In Europe, martens come in a number of varieties, the most populous being the stone (or beech) marten, and the pine marten. On the continent these little guys – rarely bigger than a cat – can cause quite a lot of damage. Being territorial, they mark their area with their scent. This includes marking cars which, unfortunately, are not always stationary. Take your car for a drive, and you may find yourself in the territory of a rival marten. This sends the animals into an absolute frenzy, keen to defend their territory. Martens are known to tear wires, plugs, windscreen wipers, and any plastics to shreds. In Germany this is such a significant problem that insurers offer marten protection.

Cute fact however is that baby martens are called kits. Nawww!

pine marten
Image: Vincent Wildlife

Despite almost-pest status in Europe, martens – cat crainn in Irish – are the rarest wildlife species in Ireland. About 7,000 years ago, it was the second most populous carnivore on the British Isles and Ireland. Now, the stone marten is entirely absent, and the pine marten very rare except in Scotland. It has been, unfortunately, a victim of deforestation and those tempting pelts. Since 2011, the Vincent Wildlife Trust has been working to educate Irish people about how to reduce their impact on pine marten populations. Quite the opposite of being a pest, there are now only 2700 individuals remaining in Ireland.

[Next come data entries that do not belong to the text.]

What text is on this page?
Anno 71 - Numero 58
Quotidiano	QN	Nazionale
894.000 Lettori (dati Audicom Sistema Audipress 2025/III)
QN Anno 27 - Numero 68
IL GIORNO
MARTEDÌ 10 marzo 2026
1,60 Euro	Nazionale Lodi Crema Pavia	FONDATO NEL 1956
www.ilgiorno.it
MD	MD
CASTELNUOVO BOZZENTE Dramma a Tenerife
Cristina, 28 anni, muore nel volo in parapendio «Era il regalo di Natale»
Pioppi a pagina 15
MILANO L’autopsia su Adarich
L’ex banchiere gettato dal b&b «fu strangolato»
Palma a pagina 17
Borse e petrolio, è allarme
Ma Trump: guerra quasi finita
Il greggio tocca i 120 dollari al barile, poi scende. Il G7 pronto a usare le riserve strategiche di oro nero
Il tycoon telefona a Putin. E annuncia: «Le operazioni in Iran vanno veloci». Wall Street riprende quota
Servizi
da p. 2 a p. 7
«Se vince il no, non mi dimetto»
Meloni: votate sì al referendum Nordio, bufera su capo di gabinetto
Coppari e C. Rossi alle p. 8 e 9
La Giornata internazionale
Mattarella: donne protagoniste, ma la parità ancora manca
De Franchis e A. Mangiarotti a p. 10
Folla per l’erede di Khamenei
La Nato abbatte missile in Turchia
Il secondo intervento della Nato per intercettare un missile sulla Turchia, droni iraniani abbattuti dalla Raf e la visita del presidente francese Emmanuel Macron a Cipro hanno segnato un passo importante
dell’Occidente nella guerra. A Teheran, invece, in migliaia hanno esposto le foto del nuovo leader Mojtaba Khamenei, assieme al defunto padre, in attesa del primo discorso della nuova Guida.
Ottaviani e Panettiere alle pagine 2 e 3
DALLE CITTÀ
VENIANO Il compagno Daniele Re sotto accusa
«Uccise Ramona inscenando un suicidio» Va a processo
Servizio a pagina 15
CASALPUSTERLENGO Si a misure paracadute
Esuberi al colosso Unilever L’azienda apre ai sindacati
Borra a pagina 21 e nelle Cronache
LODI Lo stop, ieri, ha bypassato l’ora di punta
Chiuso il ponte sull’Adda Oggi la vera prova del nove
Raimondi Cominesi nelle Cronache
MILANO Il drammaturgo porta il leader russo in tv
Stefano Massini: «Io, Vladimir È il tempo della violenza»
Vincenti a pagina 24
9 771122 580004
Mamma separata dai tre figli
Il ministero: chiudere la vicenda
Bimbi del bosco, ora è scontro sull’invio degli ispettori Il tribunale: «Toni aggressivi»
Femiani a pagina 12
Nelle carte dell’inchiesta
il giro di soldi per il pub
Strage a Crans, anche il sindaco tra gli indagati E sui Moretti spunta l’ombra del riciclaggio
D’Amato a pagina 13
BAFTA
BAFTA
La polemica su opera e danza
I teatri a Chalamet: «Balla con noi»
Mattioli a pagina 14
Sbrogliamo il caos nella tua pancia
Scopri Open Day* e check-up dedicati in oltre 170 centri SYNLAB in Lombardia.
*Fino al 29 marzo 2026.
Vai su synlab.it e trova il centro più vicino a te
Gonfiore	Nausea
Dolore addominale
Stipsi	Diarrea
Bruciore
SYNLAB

In the UK, a project to reintroduce pine martens has led to 20 animals successfully being relocated from Scotland to Wales. One of the benefits of increasing marten numbers is to reduce the numbers of invasive grey squirrels. Obviously, there’s still a long way to go before the species reaches its former glory, but conservation work is progressing.

Meanwhile, back in Croatia, we continue to swap kuna for beer.